Bitterness, Debt and Failure Among Good Black Students: Blame Preference Policies

To foster race-neutral admissions processes at American colleges and universities, the Trump Administration rescinded “unnecessary, outdated, inconsistent with existing law or otherwise improper” guidance issued during the Obama era.

Among discarded guidance is the approval of race-explicit selection criteria – including the suggestion there is a “compelling interest” that “[i]n some cases, race-neutral approaches will be unworkable because they will be ineffective to achieve the diversity the institution seeks.”

No longer. Attorney General Jeff Sessions said it’s “wrong, and it’s not good government.”

Joining Sessions in sharp criticism of these old ideas is Project 21 member Dr. Carol M. Swain, a former professor at Vanderbilt University and Princeton University. In a press release applauding the Trump Administration’s action, she called the removing the endorsement of racial preferences “wise” and said the Obama guidance “places students in situations where they are doomed to fail, become embittered by rising debt and frustrated with the mismatch between abilities and expectations.”

Producers at the Fox News Channel program “The Ingraham Angle” saw and liked what Carol had to say, and they asked her to be on the July 5 edition of the program to debate the topic in greater detail. Guest host Pete Hegseth moderated the exchange between Carol and liberal commentator Antjuan Seawright.

Seawright made the assertion that this was a “red-meat issue” for President Donald Trump’s supporters, and the President was trying to undo the work of the Obama Administration out of spite. Carol succinctly countered about the unfairness of anachronistic racial preference priorities:

It is unfair against Asians as well as other non-minorities who are better qualified. And it’s also [that] the country is not the same as it was 50 or 60 years ago.
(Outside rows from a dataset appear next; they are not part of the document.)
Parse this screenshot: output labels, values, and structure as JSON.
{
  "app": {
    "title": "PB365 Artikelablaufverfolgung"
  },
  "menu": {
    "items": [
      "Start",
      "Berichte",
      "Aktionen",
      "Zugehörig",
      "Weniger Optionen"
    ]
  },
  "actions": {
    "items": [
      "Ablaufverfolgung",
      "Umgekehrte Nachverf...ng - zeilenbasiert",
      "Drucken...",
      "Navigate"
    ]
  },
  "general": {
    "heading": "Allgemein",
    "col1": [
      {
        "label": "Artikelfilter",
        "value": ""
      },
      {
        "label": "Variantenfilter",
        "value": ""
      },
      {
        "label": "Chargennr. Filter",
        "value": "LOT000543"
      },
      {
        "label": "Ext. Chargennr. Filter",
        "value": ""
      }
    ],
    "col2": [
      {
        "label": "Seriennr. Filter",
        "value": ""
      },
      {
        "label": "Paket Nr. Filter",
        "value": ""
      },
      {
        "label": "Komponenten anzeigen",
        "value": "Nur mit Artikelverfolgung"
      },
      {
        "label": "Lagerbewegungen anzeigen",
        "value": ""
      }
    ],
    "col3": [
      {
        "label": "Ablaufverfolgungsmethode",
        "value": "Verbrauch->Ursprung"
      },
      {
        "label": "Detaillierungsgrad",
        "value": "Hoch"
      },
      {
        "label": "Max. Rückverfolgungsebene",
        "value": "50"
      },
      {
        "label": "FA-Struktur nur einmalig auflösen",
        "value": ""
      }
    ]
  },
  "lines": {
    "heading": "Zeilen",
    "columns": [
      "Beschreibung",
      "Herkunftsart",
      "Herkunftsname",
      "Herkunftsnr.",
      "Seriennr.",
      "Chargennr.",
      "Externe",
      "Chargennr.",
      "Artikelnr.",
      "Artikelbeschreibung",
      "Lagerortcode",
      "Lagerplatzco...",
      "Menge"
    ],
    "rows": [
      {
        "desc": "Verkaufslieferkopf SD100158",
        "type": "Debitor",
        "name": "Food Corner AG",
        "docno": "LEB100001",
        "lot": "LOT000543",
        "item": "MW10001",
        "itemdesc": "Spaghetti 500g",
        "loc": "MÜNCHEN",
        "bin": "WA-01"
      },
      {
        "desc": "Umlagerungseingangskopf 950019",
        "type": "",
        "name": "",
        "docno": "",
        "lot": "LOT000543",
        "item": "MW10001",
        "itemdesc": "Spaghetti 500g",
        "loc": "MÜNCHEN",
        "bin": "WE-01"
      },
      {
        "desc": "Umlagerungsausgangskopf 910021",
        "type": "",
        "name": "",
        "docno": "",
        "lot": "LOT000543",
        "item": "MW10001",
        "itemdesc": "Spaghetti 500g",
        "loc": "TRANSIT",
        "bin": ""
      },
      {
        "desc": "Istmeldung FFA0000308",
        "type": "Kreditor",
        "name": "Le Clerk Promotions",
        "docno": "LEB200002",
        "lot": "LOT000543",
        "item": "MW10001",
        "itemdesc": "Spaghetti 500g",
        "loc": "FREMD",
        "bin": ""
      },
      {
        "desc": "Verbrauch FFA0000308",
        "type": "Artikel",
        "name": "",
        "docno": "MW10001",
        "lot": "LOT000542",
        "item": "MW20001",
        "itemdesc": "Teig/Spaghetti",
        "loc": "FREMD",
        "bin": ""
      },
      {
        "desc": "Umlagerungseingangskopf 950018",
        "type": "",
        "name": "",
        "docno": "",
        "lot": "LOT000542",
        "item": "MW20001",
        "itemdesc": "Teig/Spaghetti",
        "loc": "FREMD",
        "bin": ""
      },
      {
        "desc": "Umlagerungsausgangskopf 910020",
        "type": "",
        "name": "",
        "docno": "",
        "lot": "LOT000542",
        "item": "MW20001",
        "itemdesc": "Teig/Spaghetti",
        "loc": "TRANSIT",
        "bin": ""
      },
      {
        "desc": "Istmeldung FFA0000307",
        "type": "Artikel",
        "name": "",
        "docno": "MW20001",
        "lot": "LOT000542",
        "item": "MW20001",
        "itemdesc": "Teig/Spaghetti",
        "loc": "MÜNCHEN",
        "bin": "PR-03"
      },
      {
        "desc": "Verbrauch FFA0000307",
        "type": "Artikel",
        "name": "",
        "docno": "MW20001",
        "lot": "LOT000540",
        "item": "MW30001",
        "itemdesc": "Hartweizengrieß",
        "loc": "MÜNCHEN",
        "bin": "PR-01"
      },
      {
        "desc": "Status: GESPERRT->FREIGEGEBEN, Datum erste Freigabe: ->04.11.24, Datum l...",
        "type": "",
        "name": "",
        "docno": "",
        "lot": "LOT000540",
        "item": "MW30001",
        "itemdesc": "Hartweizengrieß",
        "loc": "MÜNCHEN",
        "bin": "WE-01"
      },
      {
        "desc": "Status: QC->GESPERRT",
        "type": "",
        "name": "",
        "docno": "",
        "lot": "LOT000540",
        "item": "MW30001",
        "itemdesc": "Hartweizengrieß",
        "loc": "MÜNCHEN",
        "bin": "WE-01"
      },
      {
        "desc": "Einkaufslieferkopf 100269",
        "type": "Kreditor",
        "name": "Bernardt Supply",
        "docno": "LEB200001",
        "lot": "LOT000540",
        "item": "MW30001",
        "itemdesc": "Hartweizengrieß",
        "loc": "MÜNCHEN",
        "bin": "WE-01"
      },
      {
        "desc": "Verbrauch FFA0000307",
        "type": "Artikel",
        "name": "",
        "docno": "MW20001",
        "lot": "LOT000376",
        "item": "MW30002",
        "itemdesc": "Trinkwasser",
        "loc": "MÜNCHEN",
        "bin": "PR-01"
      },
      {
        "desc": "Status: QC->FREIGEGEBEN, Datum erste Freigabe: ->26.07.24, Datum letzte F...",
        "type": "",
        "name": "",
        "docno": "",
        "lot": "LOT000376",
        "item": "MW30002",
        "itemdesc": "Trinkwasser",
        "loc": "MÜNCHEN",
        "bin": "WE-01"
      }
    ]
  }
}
In more detail about the long-term problems associated with race-based admissions policies, she noted:

There have been many minority students that I have encountered that have been struggling. There are some that are well-qualified. I mean, they’re at the top of the class. But there’s many that are struggling. They are failing. They would have been successful if they had gone to a state university or a community college or a trade school. They leave school with a lot of debt.

And I firmly believe one reason we have so much unrest on college campuses today – so much anger and bitterness and the students who want to self-segregate – is because many of them are not prepared for the institutions that have been allowed to matriculate in.

Project 21 recently released its “Blueprint for a Better Deal for Black America” that recommends schools be required to meet minimum graduation rate standards for both general and minority student populations to be eligible for federal student financial aid, among other ideas. The Blueprint is Project 21’s 57-point plan for removing barriers blocking blacks from empowerment and ensuring they have their chance to attain the American dream.

Among its specific proposals to give black college students a better deal by promoting their success, Project 21 recommends:

  • Incentivizing schools to provide black students the support they need by requiring schools to meet minimum graduation rate standards to qualify for federal financial aid programs.
  • Providing additional funding to improve the infrastructure of, renovate and update Historically Black Colleges and Universities (HBCUs) by reprogramming existing funding for colleges – provided the HBCUs commit to meeting the same minimum graduation standards required of all colleges receiving federal financial aid.
  • Ending policies that encourage segregation by restricting federal aid to colleges and universities that operate separate housing, recreation facilities or student centers on the basis of race.